Simulation of SERS by a DFT study: a comparison of static and near-resonance Raman for 4-mercaptopyridine on small Ag clusters

Abstract

We have used density functional theory at the B3LYP/LANL2DZ level to calculate the static (DFT) and frequency-dependent (TDDFT) Raman spectra of complexes of 4-mercaptopyridine (4-Mpy) binding with Ag10 and Ag13 clusters via the thiolate Ag-S bond. Geometric optimization of the Ag10-4-Mpy complexes with plus one or neutral charge had a bridging surface structure with the bond between two Ag atoms of the cluster; whereas, the minus charged Ag10-4-Mpy complex had an on-top structure directly bound to one Ag atom. A neutral Ag13-4-Mpy complex showed the on-top structure also. The static (DFT) Raman tensor for these complexes showed the spectra of the structures with bridging geometry were very similar and the static spectra of the on-top structures were also very similar. New assignments for 4-Mpy anion and 4-Mpy bound to the Ag13 cluster were made using the assignment method of Gardner and Wright (2011 J. Chem. Phys. 135 114305) which proves to be more accurate than Wilson numbers. The calculated frequencies of the normal vibrational modes were found to be sufficiently close to several experimental surface enhanced Raman scattering spectra on a variety of different Ag substrates to clarify the previous assignments. The frequency-dependent (TDDFT) Raman calculations were carried out in the infinite life-time approximation. Calculation of the UV–VIS spectra of the isolated 4-Mpy and of the Ag13-4-Mpy complex showed that binding shifts the spectra from deep in the UV to the near-IR and visible region.

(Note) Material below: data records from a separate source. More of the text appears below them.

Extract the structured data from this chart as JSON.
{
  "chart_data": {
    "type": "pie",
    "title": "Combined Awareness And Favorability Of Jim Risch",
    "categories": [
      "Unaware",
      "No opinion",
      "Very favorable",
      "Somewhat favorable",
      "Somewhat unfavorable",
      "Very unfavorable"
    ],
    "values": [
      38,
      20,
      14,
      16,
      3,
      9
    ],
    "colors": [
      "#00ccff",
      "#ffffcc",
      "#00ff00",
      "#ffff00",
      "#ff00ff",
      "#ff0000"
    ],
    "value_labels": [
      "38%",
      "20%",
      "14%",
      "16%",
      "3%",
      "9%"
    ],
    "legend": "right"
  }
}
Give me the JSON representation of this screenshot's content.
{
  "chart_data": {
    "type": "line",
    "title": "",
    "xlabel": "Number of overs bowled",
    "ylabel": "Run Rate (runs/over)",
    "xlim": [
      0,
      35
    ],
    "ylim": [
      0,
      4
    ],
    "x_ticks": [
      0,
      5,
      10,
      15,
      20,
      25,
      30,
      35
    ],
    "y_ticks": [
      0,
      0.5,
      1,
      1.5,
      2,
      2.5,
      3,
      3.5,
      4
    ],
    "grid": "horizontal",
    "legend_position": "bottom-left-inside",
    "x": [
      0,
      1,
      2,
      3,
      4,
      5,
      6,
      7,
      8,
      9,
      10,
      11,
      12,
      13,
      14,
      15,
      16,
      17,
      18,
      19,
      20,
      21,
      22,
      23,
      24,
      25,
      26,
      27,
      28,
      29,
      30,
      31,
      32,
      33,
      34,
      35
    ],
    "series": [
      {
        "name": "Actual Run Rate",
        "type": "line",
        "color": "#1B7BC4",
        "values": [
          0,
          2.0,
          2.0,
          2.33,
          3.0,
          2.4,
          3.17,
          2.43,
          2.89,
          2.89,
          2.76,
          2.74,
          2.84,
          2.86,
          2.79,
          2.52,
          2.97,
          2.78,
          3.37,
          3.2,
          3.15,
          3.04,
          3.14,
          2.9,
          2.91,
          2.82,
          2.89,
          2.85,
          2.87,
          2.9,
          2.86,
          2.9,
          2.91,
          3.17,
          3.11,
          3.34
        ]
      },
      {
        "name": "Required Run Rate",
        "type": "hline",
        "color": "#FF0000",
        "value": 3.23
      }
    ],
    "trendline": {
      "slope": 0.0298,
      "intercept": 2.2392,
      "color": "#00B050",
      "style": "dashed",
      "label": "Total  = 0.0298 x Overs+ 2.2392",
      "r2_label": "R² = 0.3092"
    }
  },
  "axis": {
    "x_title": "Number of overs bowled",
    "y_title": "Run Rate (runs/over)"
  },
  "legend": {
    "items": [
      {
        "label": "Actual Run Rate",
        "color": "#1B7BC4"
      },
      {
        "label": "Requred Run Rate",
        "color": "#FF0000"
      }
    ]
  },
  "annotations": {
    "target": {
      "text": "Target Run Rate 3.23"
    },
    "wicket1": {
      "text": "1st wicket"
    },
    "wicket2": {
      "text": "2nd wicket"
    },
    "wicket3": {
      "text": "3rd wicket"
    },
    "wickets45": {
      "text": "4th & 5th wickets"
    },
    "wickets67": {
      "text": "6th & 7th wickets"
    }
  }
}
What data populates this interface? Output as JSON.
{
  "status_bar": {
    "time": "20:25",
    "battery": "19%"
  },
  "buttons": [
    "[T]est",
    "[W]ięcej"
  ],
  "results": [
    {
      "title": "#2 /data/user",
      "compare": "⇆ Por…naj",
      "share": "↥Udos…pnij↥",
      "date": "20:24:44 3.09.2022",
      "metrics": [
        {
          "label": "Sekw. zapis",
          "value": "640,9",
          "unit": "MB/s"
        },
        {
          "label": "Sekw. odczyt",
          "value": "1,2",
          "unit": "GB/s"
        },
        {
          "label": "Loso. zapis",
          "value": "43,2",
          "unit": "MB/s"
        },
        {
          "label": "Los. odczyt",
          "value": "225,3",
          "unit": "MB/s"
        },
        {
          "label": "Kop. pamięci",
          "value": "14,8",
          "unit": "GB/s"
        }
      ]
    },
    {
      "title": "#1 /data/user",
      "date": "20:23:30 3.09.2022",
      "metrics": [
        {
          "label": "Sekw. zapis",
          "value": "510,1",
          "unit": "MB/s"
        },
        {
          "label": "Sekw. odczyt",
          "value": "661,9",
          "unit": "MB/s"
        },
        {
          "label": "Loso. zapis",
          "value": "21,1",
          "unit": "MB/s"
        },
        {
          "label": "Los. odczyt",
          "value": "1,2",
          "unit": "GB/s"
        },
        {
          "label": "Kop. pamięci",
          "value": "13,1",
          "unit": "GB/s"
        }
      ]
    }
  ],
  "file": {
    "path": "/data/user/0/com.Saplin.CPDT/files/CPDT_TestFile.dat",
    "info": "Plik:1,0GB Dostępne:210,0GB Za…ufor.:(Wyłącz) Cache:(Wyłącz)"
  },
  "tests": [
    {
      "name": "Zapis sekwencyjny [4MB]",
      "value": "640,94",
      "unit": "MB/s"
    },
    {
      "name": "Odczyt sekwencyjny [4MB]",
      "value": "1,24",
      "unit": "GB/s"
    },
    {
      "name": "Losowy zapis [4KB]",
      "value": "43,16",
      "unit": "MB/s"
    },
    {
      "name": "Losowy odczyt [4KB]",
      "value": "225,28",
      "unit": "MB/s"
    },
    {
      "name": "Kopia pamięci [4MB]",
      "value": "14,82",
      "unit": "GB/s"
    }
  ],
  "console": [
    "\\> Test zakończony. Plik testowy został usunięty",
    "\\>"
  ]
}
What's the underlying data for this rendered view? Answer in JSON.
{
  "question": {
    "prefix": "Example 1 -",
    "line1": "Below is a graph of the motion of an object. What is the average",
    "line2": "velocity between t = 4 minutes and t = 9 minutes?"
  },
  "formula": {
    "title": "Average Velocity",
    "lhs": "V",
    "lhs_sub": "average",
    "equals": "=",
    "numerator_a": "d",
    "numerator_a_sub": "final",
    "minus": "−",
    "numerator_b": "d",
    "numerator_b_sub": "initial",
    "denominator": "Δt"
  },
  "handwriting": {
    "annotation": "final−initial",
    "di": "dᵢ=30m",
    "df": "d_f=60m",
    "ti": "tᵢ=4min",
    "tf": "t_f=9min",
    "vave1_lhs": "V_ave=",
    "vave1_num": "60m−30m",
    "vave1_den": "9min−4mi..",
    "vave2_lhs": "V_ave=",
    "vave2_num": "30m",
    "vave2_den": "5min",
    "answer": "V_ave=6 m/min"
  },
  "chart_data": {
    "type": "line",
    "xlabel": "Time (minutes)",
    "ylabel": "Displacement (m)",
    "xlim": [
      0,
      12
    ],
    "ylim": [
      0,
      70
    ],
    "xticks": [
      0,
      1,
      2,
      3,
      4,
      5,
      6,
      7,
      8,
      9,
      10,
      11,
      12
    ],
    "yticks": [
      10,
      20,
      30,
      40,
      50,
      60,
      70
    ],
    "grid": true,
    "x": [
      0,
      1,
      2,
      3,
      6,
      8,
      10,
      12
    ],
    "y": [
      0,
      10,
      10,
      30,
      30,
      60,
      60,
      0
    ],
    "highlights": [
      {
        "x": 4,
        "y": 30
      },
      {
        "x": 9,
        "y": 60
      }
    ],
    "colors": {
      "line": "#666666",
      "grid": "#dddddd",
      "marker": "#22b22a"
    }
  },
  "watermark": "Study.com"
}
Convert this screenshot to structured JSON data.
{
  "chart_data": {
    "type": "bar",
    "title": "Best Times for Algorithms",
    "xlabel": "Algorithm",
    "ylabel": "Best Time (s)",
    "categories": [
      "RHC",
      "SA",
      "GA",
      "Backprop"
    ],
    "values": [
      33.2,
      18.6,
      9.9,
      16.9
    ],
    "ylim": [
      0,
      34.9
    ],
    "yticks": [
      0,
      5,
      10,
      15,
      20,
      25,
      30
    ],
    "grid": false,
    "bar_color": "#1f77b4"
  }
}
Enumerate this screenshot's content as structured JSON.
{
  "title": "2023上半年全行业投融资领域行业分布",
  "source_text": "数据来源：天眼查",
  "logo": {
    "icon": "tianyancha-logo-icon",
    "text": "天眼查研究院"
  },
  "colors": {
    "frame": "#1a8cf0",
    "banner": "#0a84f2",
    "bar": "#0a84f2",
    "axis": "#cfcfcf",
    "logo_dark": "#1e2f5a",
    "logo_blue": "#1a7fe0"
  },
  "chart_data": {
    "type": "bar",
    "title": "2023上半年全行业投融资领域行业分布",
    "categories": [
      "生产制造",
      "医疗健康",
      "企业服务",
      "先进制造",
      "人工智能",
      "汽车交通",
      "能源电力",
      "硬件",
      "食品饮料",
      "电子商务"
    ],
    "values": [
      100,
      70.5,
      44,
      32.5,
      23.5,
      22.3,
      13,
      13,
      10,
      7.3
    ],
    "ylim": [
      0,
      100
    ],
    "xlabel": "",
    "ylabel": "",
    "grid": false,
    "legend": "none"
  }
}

Calculation of the frequency-dependent (TDDFT) near-resonance Raman spectrum of this complex at 637 nm (resonance at 632 nm) showed a strong enhancement. However, within the infinite life-time approximation, the actual enhancement cannot be estimated. The transition involves a charge transfer from the 4-Mpy molecule to the Ag cluster with a weak oscillator strength, f = 0.0162. The relative intensities for the near-resonance spectrum of Ag13-4-Mpy complex are found to be very different from the static spectrum of the complex. Examination of the integrated enhancement factor, EF, as a function of the vibrational mode symmetry for near-resonance shows the order of relative enhancements to be b2 > b1 > a2 > a1. This order indicates that a charge-transfer resonance mechanism is operating with Herzberg–Teller scattering dominating Franck–Condon scattering for this simulation. Conditions prevailing in such a case are also discussed.